Is there anyone who doesn't love banana bread?? I know I love it and Chris does too, so I'm making this family staple all the time in different versions. I think it's the best think to have around for a quick an easy breakfast or a little afternoon snack with a cup of joe! I adpated this recipe from the wonderful Anett Velsberg, who I admire very much and hope to meet and cook with one day!

This vegan banana bread recipe is so perfect, that I have changed it up into several versions already. No eggs, no dairy and if you leave out the spelt flour and only use buckwheat or any other gluten free flour, it's also, well yeah, gluten free. 

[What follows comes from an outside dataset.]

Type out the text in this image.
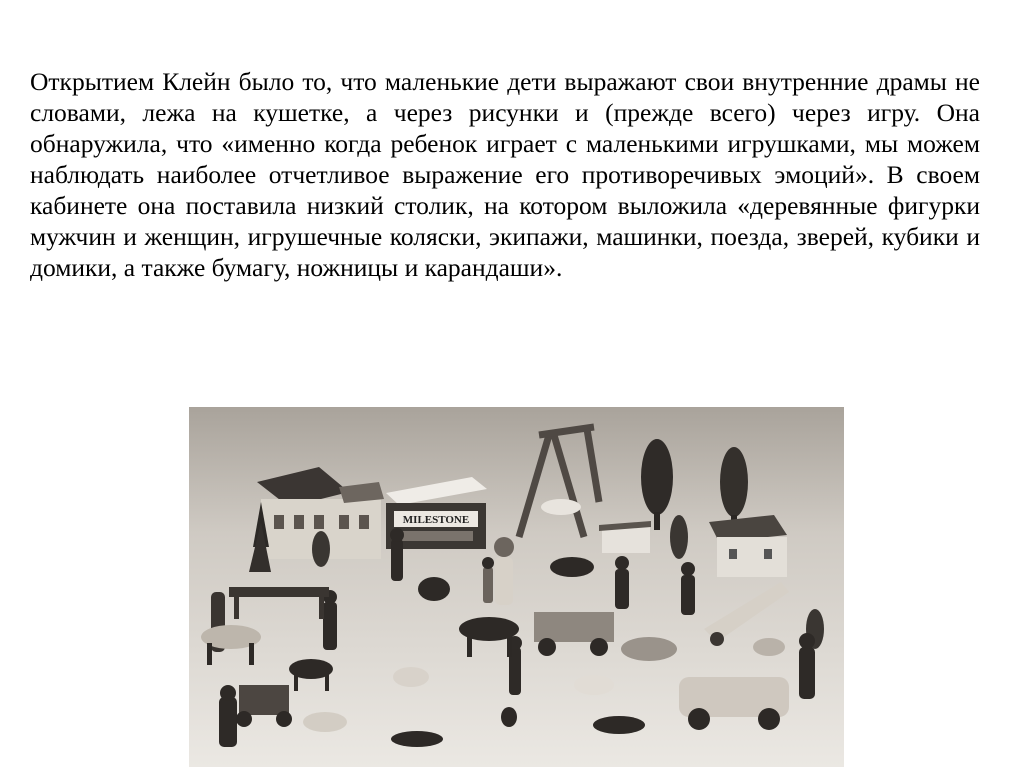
Открытием Клейн было то, что маленькие дети выражают свои внутренние драмы не словами, лежа на кушетке, а через рисунки и (прежде всего) через игру. Она обнаружила, что «именно когда ребенок играет с маленькими игрушками, мы можем наблюдать наиболее отчетливое выражение его противоречивых эмоций». В своем кабинете она поставила низкий столик, на котором выложила «деревянные фигурки мужчин и женщин, игрушечные коляски, экипажи, машинки, поезда, зверей, кубики и домики, а также бумагу, ножницы и карандаши».

MILESTONE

The sky's the limit! Add different nuts, seeds, change up the flours a bit, add spices or different fruits or chocolate chunks. This beautiful breakfast bread will always turn out amazing and is a crowd pleaser for sure!


What you need:


1 cup organic spelt flour
1|2 cup buckwheat flour
1|2 cup cocoa powder
1 tsp baking soda
1 tsp baking powder
A pinch of salt
1 tsp vanilla
1|2 tsp cinnamon
1 tbsp apple cider vinegar
1|2 coconut palm sugar
80 ml melted coconut oil
1 cup macadamia milk
2-3 ripe bananas mashed
100 gr blueberries and some more for decoration


How to:


1| Mix all dry ingredients together in a bowl and set aside. To the mashed bananas add all wet ingredients, mix well and fold in the dry mixture.


2| Pour into a greased loaf pan and add the bluebs on top. Push them a bit into the batter and bake at 190*C for 40-50 minutes.